窗下躲不得,他只好在窗上方打主意,而且必须先将这家伙解决。他耐心相候,等放哨的人通过藏身的廊柱下,悄然闪出,用头巾做擒人的工具,从后面跟上,突然勒住了对方的颈子猛然一带,双手急收,将人背趄。那家伙在背上挣扎片刻便昏厥了。
勒颈锁喉不能过久,久了便会断气,他用劲十分小心,避免杀人,且不令对方的咽喉受损。他及时将人放下,仍用头巾将人绑在廊柱上,撕块布堵上嘴,如不走近,很难发现放哨的人已被制住,像是倚在柱上养神哩!
他到了窗下,发觉窗上无法容身,没有地方可以用脚勾牢,只好仍在窗下藏身,以指沾口水在窗旁轻轻弄开一条小缝,向内看去。

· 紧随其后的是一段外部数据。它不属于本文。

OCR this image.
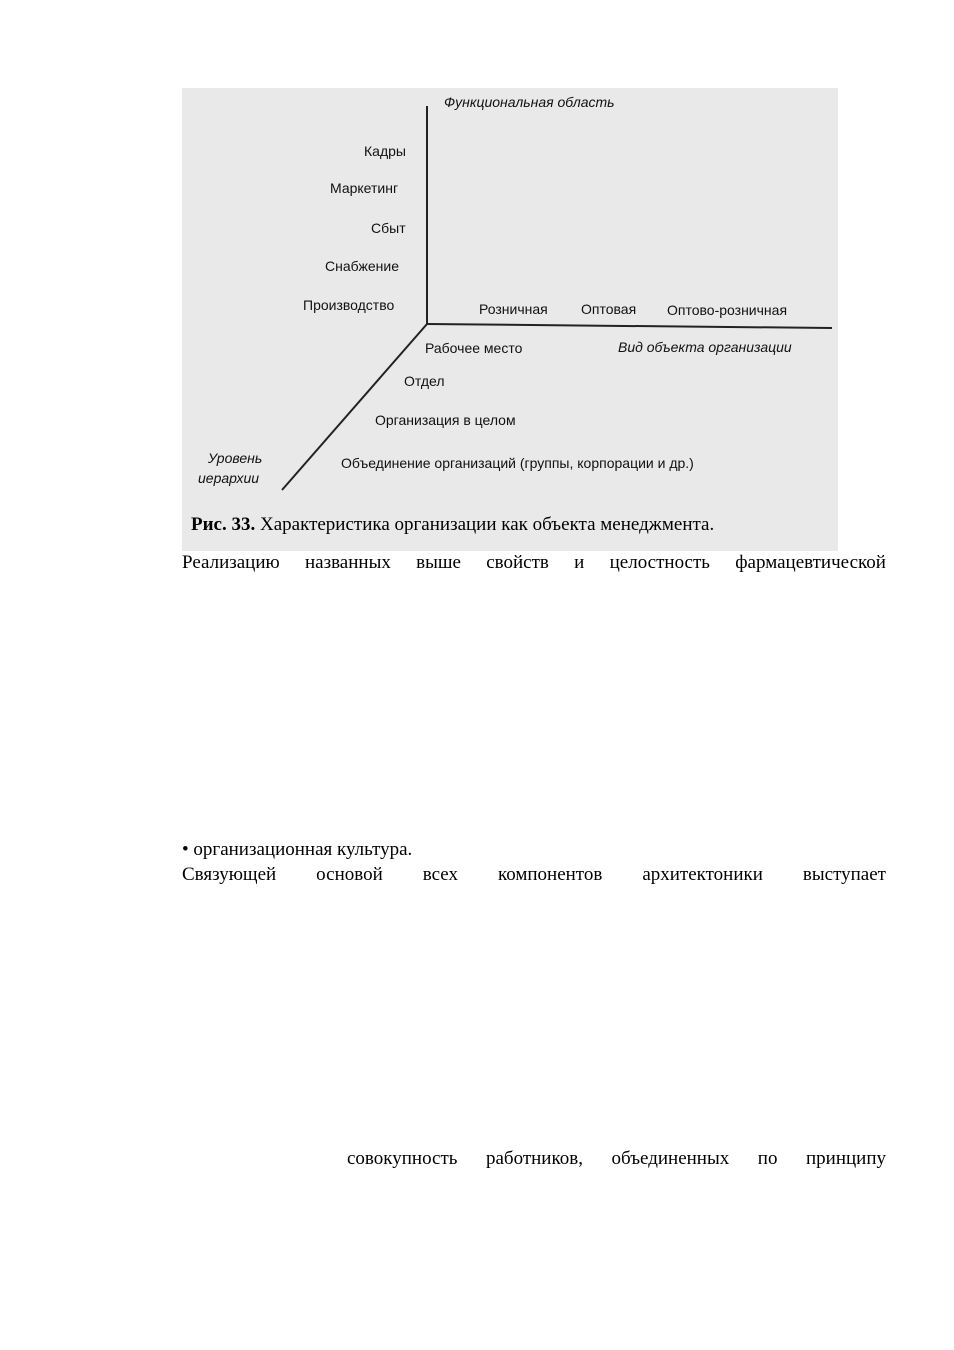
Функциональная область
Кадры
Маркетинг
Сбыт
Снабжение
Производство	Розничная Оптовая Оптово-розничная
Рабочее место	Вид объекта организации
Отдел
Организация в целом
Уровень
иерархии
Объединение организаций (группы, корпорации и др.)
Рис. 33. Характеристика организации как объекта менеджмента.
Реализацию названных выше свойств и целостность фармацевтической
• организационная культура.
Связующей основой всех компонентов архитектоники выступает
совокупность работников, объединенных по принципу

厅内热流荡漾,放了两个大火盆,左边的大火盆旁,坐了六个人。中间那人穿一袭狐裘,脸色白中泛青,一副被酒色淘虚了的骨架,发青的眼圈,显示出过度地睡不足,坐在靠椅上显得有气无力,一双脚跨架在火盆两侧,靠椅抵近火盆,像要坐在火上取暖,怕冷怕得太过份,双手抱在怀中,居然还另外抱了一个精致的小火笼。两侧约五个人,一个比一个结实雄壮,带了刀剑,一看便知是保镖打手。
右面的火盆旁,坐了五名大汉,穿了劲装,外罩羔皮袄,大马金刀地坐在靠椅上,不时掂起身旁放在小几上的茶杯送至口边。中间为首的人长了一双暴眼,厉光闪闪。长马脸,勾鼻薄唇,下颔突出腰上悬著一把长剑。五个人膝上都搁了一条马鞭,一看便知是刚才入庄的骑士。
外面在窗下偷瞧的中海,对厅中的人甚是陌生,但看神情这些人之间气氛有点紧张。酒色过度的家伙显然是主人,对五位来客并不表示欢迎。看光景,似乎在举行午夜重要谈判。
马脸客人重重地将茶杯放回茶几上,盯著主人沉声道:“君翁,难道说,你毫不考虑抗命的后果么?”
主人被称为君翁,一听便知道是主人阎君祥。他瘦峭的颊肉略一抽动,扫视五客人一眼,冷冷地说:“敖兄你的话是否说得太严重些?什么叫抗命?谁又成了我阎君祥的主子了?真是莫名其妙?”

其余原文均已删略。